Ты приобретала все большую известность как виртуозная, вдумчивая пианистка, и каскады звуков непрерывно наполняли квартиру. Я уже писал свою докторскую — молекулярная биология наконец вышла на простор. Я старался подольше просиживать в библиотеках, но в немногие часы пребывания дома хотелось бы тишины и покоя.
— Кому это нужно — столько барабанить, — не выдержал я как-то.
— Ты не понимаешь, что такое музыка, подготовка к концерту, — непривычно резко ответила Эвелина. — Хочешь быть мужем знаменитости, терпи.
— Я хочу быть мужем самой обыкновенной жены...
— Тогда тебе придется подыскать другую.
Такого я и вообразить себе не мог. Но реплика эта заронила в меня ядовитое семя, которое, к сожалению, однажды проросло и дало побеги.
Мне не нравилось, когда Эвелина возвращалась с концертов, осыпанная букетами, в которых обнаруживались записки, конвертики, мелкие подарки. Ах, Эвелина, с каким любопытством и удовольствием ты их рассматривала! Как ты сияла, читая похвалы, и как бережно ты убирала в ящик и хранила эти бумажки!
— На что тебе этот мусор? — озлобленно спрашивал я.
— Это хранят все артисты.
Да, ты стала настоящей артисткой, твоих концертов ожидали по всему Союзу и даже за рубежом. Темп твоей жизни стремительно нарастал, ты становилась нервозной; в этом непрерывном движении, в этой спешке с непрекращающейся рамповой лихорадкой, ты, бывало, могла даже забыть ноты, и мы, твоя мама и я, мчались на вокзал или в аэропорт тебе вдогонку с черной нотной папкой.
Ты, Эвелина, стала разъезжать в мягких вагонах, охотнее всего — в двухместных купе, и даже если я убеждался, провожая тебя, что ты едешь совершенно одна, по приходе домой мне начинало рисоваться, как на какой-то станции в вагон садится наглый сердцеед и, увидев тебя, силой и коварством начинает свое победоносное наступление.
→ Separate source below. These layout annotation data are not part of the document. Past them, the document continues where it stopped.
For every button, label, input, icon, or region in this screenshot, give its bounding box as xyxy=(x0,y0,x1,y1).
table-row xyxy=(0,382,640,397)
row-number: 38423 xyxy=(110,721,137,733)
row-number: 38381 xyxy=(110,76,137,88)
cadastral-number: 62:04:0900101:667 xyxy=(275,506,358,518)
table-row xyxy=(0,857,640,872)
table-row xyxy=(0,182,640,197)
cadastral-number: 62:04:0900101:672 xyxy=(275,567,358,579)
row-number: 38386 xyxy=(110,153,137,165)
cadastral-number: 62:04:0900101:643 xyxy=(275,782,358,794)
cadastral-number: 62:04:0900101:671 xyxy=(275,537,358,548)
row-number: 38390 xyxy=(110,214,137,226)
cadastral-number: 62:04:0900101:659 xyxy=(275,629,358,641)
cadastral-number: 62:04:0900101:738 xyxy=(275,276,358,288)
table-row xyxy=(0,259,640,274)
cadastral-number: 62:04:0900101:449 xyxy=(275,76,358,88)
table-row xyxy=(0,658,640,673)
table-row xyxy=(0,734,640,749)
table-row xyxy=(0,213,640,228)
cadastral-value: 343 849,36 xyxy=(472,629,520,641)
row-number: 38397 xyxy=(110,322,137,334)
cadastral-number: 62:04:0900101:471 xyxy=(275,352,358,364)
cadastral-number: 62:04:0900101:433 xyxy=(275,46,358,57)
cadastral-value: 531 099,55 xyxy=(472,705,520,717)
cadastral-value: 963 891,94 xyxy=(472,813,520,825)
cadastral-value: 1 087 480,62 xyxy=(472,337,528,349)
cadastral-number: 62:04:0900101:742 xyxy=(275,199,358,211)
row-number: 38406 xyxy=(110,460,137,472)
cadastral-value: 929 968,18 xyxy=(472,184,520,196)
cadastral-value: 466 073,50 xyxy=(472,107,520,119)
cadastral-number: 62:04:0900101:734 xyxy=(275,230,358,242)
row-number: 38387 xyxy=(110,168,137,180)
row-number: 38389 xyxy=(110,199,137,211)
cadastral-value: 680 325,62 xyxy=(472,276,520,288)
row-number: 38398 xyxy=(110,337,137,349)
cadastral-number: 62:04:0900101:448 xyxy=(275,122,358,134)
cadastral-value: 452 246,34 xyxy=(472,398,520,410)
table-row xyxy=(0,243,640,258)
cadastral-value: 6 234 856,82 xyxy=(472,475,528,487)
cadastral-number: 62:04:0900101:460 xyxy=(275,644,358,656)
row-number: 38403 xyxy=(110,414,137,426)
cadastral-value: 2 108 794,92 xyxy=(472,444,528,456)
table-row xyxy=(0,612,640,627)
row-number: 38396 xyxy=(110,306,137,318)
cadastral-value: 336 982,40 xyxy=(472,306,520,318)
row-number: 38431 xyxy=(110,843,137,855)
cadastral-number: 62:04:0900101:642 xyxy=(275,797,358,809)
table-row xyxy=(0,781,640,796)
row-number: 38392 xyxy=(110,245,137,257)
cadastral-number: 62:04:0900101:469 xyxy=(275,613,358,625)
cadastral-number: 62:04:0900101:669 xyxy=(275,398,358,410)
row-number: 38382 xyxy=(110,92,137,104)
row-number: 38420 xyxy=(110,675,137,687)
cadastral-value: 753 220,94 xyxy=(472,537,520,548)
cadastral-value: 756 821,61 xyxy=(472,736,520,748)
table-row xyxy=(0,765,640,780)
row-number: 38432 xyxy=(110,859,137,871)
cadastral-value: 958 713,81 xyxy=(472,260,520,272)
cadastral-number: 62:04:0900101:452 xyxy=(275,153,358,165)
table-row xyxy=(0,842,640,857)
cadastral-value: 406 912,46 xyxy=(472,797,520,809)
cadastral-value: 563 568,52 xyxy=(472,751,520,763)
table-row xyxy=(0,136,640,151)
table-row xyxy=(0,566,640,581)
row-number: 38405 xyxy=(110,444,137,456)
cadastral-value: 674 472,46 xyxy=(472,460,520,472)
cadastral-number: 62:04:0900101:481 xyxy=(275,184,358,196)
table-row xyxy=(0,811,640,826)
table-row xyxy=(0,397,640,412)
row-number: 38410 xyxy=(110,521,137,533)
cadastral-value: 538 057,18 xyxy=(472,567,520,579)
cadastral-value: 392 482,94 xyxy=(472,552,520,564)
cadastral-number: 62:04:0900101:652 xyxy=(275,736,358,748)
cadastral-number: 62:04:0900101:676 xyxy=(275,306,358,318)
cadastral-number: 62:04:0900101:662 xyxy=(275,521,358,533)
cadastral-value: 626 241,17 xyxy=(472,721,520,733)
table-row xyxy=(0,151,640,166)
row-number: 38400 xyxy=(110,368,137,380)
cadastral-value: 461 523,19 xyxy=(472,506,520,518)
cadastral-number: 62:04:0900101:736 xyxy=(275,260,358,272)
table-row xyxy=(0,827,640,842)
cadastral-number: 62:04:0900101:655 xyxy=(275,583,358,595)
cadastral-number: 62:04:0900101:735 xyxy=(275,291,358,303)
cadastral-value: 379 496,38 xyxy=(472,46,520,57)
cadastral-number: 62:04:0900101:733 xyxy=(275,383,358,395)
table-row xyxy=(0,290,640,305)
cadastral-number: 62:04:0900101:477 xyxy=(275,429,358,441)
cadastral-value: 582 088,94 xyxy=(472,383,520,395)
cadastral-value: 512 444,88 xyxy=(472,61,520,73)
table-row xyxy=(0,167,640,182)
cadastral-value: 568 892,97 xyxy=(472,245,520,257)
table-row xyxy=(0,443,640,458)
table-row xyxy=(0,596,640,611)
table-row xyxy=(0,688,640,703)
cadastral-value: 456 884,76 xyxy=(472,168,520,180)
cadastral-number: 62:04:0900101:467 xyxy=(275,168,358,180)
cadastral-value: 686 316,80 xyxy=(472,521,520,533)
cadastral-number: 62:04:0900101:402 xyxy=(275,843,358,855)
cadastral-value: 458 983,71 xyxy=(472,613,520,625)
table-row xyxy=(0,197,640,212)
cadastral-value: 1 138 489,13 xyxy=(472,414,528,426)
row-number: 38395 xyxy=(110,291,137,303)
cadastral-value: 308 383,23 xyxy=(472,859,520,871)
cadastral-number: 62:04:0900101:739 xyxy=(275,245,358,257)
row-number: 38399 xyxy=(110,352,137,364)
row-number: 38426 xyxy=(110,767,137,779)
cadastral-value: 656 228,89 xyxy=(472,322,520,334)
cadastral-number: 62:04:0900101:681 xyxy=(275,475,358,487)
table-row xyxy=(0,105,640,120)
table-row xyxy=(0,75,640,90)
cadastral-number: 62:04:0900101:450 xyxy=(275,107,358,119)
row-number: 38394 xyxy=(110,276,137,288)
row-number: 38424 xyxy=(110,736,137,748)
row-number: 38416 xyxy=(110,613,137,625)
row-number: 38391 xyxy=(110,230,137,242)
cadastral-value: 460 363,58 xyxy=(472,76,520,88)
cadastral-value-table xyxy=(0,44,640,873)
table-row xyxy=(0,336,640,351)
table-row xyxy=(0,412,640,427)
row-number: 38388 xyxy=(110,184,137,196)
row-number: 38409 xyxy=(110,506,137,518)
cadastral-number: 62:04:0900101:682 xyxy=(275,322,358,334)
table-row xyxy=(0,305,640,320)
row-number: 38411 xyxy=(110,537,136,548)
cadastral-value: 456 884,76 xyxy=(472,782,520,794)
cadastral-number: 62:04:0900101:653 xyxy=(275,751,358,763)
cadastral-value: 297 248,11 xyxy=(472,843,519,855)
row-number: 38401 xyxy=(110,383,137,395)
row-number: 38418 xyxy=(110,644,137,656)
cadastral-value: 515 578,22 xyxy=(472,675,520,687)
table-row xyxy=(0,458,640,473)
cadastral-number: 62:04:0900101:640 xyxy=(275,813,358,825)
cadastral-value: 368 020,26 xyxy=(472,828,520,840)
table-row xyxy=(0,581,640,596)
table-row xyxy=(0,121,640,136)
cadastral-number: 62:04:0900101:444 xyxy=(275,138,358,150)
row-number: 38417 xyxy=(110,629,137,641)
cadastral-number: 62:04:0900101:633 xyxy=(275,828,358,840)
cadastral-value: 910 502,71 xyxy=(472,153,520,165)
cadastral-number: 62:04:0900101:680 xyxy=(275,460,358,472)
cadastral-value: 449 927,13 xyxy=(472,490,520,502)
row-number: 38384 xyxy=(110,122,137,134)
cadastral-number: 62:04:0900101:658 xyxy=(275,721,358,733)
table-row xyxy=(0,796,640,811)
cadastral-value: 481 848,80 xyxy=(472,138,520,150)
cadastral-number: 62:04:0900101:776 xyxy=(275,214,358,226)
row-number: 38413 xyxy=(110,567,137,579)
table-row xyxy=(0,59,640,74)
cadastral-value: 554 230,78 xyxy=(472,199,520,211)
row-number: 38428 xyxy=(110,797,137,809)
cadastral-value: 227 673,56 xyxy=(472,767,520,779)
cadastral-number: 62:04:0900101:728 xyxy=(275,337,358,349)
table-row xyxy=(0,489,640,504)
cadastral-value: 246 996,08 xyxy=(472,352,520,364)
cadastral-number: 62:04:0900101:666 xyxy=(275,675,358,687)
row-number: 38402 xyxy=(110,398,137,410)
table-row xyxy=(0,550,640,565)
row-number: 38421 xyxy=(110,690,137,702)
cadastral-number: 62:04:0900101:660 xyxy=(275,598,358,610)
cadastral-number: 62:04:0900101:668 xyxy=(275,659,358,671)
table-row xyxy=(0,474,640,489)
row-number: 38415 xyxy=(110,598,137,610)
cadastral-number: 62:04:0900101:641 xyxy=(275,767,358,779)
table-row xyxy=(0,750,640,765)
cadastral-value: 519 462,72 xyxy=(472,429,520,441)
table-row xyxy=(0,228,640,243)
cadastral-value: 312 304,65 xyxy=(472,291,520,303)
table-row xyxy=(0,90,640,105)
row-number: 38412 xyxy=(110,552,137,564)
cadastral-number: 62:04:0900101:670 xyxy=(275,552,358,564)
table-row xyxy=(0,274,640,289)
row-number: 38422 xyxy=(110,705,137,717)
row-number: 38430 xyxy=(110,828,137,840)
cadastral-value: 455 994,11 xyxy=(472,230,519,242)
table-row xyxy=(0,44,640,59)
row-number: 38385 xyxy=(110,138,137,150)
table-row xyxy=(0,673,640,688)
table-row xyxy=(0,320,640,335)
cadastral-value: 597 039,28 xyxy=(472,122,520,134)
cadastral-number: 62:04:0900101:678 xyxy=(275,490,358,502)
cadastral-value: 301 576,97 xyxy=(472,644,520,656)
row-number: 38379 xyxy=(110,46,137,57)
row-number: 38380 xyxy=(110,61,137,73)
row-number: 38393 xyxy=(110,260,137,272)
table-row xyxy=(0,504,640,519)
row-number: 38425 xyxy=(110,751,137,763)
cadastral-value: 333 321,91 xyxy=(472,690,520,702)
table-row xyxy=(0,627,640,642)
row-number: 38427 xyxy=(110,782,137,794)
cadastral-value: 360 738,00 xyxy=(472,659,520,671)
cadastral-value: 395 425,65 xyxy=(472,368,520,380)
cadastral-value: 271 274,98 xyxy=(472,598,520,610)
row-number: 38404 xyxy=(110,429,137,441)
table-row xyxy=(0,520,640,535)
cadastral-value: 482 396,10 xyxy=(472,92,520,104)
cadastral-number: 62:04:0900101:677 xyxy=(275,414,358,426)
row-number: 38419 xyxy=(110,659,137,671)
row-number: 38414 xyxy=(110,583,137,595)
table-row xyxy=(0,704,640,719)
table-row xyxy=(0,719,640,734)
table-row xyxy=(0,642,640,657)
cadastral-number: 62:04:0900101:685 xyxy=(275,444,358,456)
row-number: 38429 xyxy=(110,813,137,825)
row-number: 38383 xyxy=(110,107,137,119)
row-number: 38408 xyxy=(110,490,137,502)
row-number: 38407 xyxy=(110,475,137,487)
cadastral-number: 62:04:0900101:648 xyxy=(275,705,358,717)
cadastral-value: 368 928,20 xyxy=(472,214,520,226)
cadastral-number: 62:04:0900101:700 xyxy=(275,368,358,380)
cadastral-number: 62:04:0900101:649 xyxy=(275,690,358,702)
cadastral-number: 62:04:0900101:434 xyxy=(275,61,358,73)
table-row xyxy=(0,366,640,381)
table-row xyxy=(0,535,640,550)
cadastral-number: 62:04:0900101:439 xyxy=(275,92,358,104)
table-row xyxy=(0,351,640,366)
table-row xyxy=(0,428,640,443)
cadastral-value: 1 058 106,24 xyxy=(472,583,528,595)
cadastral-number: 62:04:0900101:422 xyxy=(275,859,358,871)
Или же какой-нибудь кроткий агнец, очарованный тобой, твоей детской непосредственностью, начинает тебя преследовать на протяжении всего турне.
Моя мелочная ревность к авторам записок переросла в мучительную ненависть к неведомым иногородним и иноземным соблазнителям.
Ты разъезжала непрерывно; мне казалось, что женщине не под силу такая концертная нагрузка и, может быть, иная командировка — просто предлог, чтобы уехать подальше и там в гостиничном номере-люкс заниматься прелюбодеянием с каким-нибудь случайным спутником.
Прости меня, Эвелина, я знаю, ты не была такой и не собиралась быть такой. Я не мог с собой совладать, зловещие видения терзали меня. Но зато каждое твое возвращение было праздником! Для будней ты не годилась совершенно, и даже усилия твоей доброй мамы не спасли положения. Потому я и стал крепко подумывать о другом идеале женщины: нежной, заботливой, умеющей воспитывать детей, содержать в порядке дом, принимать гостей, не мешать мужу в его сложной научной работе и поддерживать его в трудные минуты.
Ты, Эвелина, была занята только собой. Возможно, артист в самом деле не должен разбрасываться, распыляться? Возможно, аскетическая приверженность к искусству единственно и способна породить чудо?
При расставании ты рыдала, я тоже был готов расплакаться. Да и теперь, увидев на афише: «Исполнительница — заслуженная артистка республики Эвелина Дабола...» — бог знает, что чувствую. Нет только чувства облегчения, что наконец я свободен от тебя.
До чего же трудно найти сравнение горькому осадку, который остается на сердце и пропитывает мозг после расторжения неудавшегося брака! У одних это ненависть, неприязнь. Я к тебе, Эвелина, никогда ничего подобного не испытывал. Мне до сих пор грезятся эти семь лет и не оставляет ощущение, будто растоптано, нелепо загублено нечто прекрасное, благородное...
— Профессор Дабол, ау-у, ау-у! Куда вы подевались?
Это была Эдите, она безошибочно приближалась к нему. Видимо, Эглите выдала референтке координаты Харальда, и та надвигалась, круша своей массой ломкий хворост и наполняя лес хрустом, словно сквозь заросли пробиралась, по крайней мере, увесистая косуля.